Mrs. Ely remembers Mrs. Henry Chase, mother of Judge Dudley H. Chase and grandmother of Mrs. Mary Chase Stewart, who used to appear at Dr. Post’s church wearing a blue merino suit.  Mrs. Ely said she was truly “a marked figure.”  Mrs. Ely mentions other members of those old time congregations.  “I remember distinctly the flowered ivory fan that Mrs. Faber used to wave and my rapture when she allowed me a brief use of it.”  Mrs. Faber was the wife of Dr. Revel Faber.  They lived on Spencer Street just east of the Logansport Lumber Company.

“The family of Elder Samuel Gibson sat in the pew behind us.  I think there were five daughters in the family.  One of them married S.T. McConnell, another Dyer B. McConnell.  I can still see the row of them in their Sunday bonnets with their mitted hands crossed in their laps each with an immaculate folded handkerchief.”

In 1832 Father Post went east to Homer, New York and brought back a wife, Lucretia Hobart, from her home there.  Says Mrs. Ely:  “They came up the Maumee by ox wagon and pirogue propelled by a pole.  Three sons were born to the Posts:  Truman, who died in infancy, and Martin and Aurelian Hobart.  When Martin was five and Aurelian was two, Lucretia died.

Logansport had school from the very beginning.  The town was laid out in April of 1828 and in September of the same year the leading men of the community took a subscription to start a school.  There were probably no public schools then.  But, says Mrs. Ely:  “my five brothers were fitted for college at home with little dependence upon the schools of the town.”  Girls, as a rule, did not go to college then.  “My father taught us Greek, Latin and my mother was always ready to help us with our studies.  The hour after noon dinner was chosen as recitation hour as being least liable to interruption.  I can see my father now in the big rocking chair, softly whistling to himself has he unraveled some intricate sentence for us, never content until we had dug down to the last root of the word in question.  When he took the reader from us and read some passage from Milton or Bryant, he would comment ‘that is fine poetry’.”

There were seven children in the Post family, five boys, the two by the first wife and three more by the second wife and two daughters by the second.  The second wife was Eliza Breed, a native of Keene, N.H., who Dr.

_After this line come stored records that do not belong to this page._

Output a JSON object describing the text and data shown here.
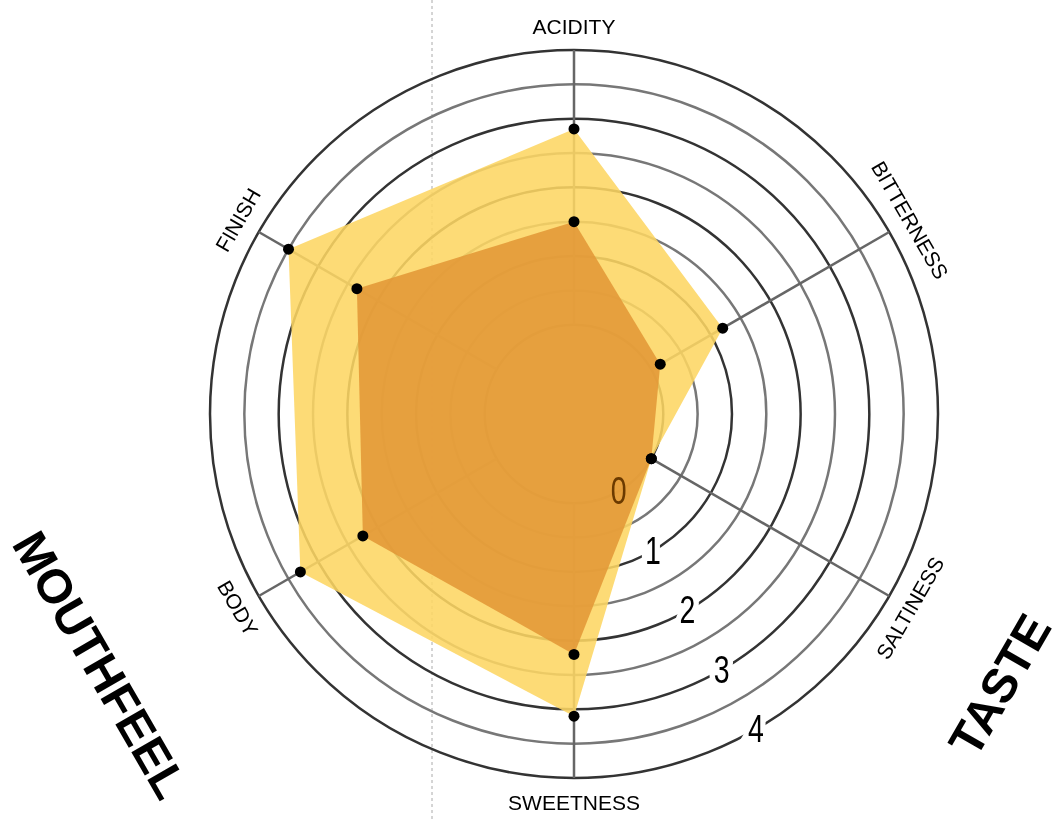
{
  "chart_data": {
    "type": "radar",
    "categories": [
      "ACIDITY",
      "BITTERNESS",
      "SALTINESS",
      "SWEETNESS",
      "BODY",
      "FINISH"
    ],
    "series": [
      {
        "color": "#fdd663",
        "values": [
          2.85,
          1.2,
          0,
          3.1,
          3.3,
          3.5
        ]
      },
      {
        "color": "#e29737",
        "values": [
          1.5,
          0.15,
          0,
          2.2,
          2.25,
          2.35
        ]
      }
    ],
    "ylim": [
      -1.3,
      4
    ],
    "yticks": [
      0,
      1,
      2,
      3,
      4
    ],
    "grid": true,
    "marker": "circle",
    "annotations": [
      "MOUTHFEEL",
      "TASTE"
    ]
  }
}
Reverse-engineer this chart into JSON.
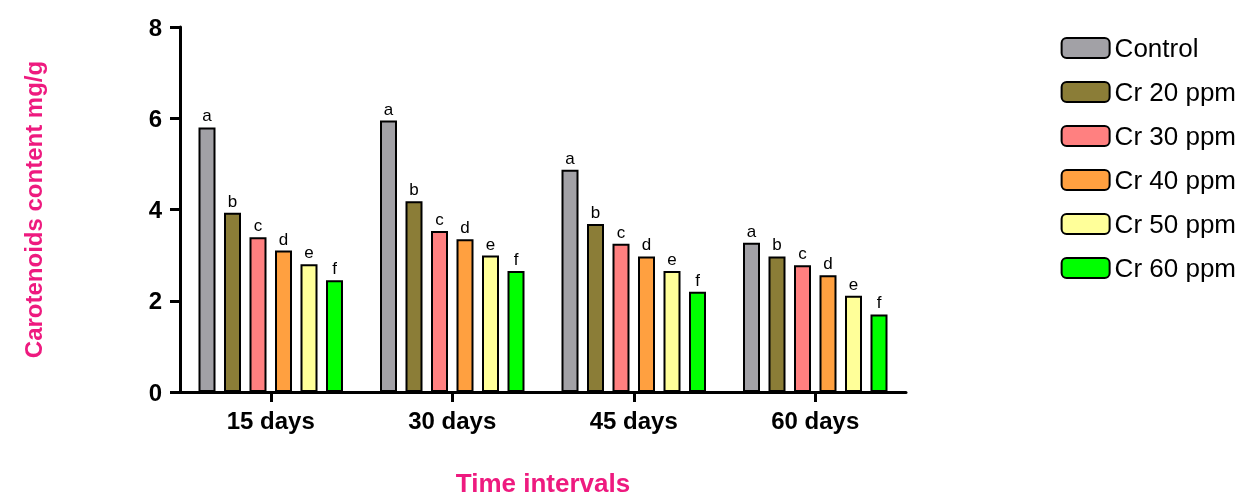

Post met in Granville, Ohio when he was on his way to visit his mother in the summer of 1841.

Post stopped in Granville, Ohio to spend a few days with Dr. Jacob Little, pastor of a church there and he met Miss Breed, then teaching in a seminary for young women in that town.  On his way back to Logansport again, having arranged in advance, via mail, for the young teacher to come with him, and confine her teaching to the lonesome little boys in the parsonage.  She seems to have been an admirable mother to the two little ones she found waiting for her when she arrived, as well as the five who came later.

Mrs. Ely says about her:  “she had by nature an enthusiastic temperament which all hardships of pioneer life could not crush.  The mother of five children, the stepmother of two, she was never too busy to take her hands out of the bread pan to point out to us a word in our Latin dictionary or to share our delight in a new found wild flower.  She was of slender frame.  I think she was always the mainspring of family life, guarding jealously my father’s hour of study, yet finding time for parish calls, for her young women’s Bible class, and for all the various activities of her position.”

Father Post relinquished his active pastoral relationship with the town church in 1865 or 1866 but continued to serve the rural congregation in an informal way for several years.  He died on October 11, 1876 and is buried in the old 9th Street Cemetery.  No information was at hand regarding the life of Mrs. Post after he died.